Let's concentrate on what's most important – helping you access the benefits of your policy. We understand that, if you need treatment, you may not be feeling 100%. We'll do our best to help the claims process go as smoothly as possible. Our 4-step claims guide is below, but if you have any questions you can always call us on 0800 158 3333. If you have questions about making a claim, you may find answers on our FAQs about claims page.
Step 1 – when you feel unwell…
See your GP. Let him or her know that you have a policy with Aviva. If you're asked to have tests or treatment, you can check your policy schedule to see if you're covered or contact us first to make sure.
Step 2 – contact us about your claim…
Call us. Most of the details we need can be taken over the phone, and over 90% of claims can be approved straight away.
Your claims team number: 0800 158 3333
Monday to Friday
8.00am – 8.00pm
8.00am – 1.00pm
Calls to and from Aviva may be monitored and/or recorded
It's helpful if you have this information to hand when you call:
- Your personal details including your policy number and your company's name
- A description of your symptoms and condition, and what your GP has told you
- The name of the specialist you've been referred to, and where they practise
Some points to remember:
To confirm that you're covered, we'll need all necessary medical information at least five working days before proposed treatment. We'll let you know by phone, and in writing, if your claim is authorised.
If we can't authorise your claim over the phone, we'll send you a claim form. You may need to ask your GP or specialist to sign a relevant section on this form, your policy does not cover any charges for this service.
We'll let you know if your preferred specialist generally charges within our fee guidelines. If not, then you could be liable for any shortfall. We can supply a copy of our fee guidelines on request.

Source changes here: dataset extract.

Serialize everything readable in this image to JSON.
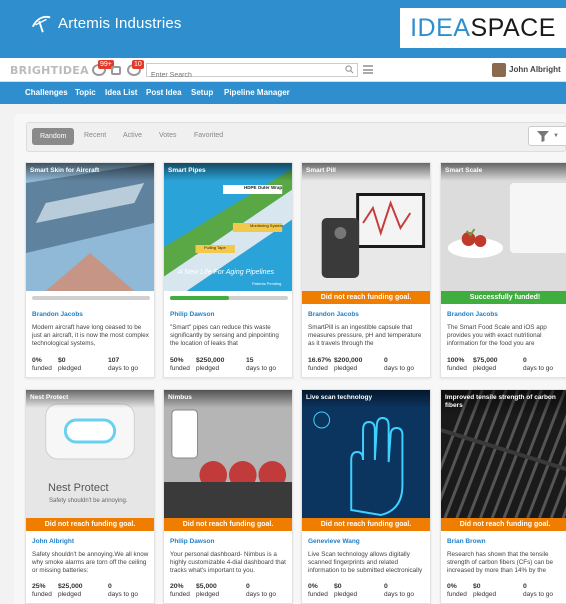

If you have an 'open referral', we'll need to know which kind of specialist you want to see. Sometimes we may ask for more information from your GP, but we'll do our best to make this happens quickly.
Step 3 – get a diagnosis, treatment, care or surgery…
Get the care you need. It's important to make sure that, if you need to be admitted to hospital, your specialist treats you at a hospital on the hospital list that's been chosen by your company. If you're in any doubt about this, you can always call us, speak to your Group Administrator or refer to our guide showing which hospitals are included on your policy (PDF 1.70MB). If your specialist recommends treatment for a diagnosed condition, we'll need to know:
- Where you would like to be treated
- When you plan to have your treatment
- If surgery is required we'll need the procedure code for this treatment
It's useful to take your company scheme Membership Card and Confirmation of Cover letter with you when you go for treatment. You may not be asked for them straight away, but if you are, the details on those documents can help everyone involved reduce the administration with your claim.
Step 4 – let us pay the bills…
Relax, and concentrate on recovering. If you send us the invoices, then we can take care of most costs directly with the hospital and medical staff that treated you. Alternatively, you can settle bills yourself and make a claim using your own receipts.
If you have an excess on your company policy – please don't pay any bills yourself. Forward them directly to us (it's a good idea to note the details and take photocopies), and we'll pay the balance of any amount due minus the excess. Please make sure that all bills sent to us quote your policy number and assessment number.
We'll then send you a letter explaining what we've paid, and what's left for you to pay. You'll need to send that amount directly to the provider.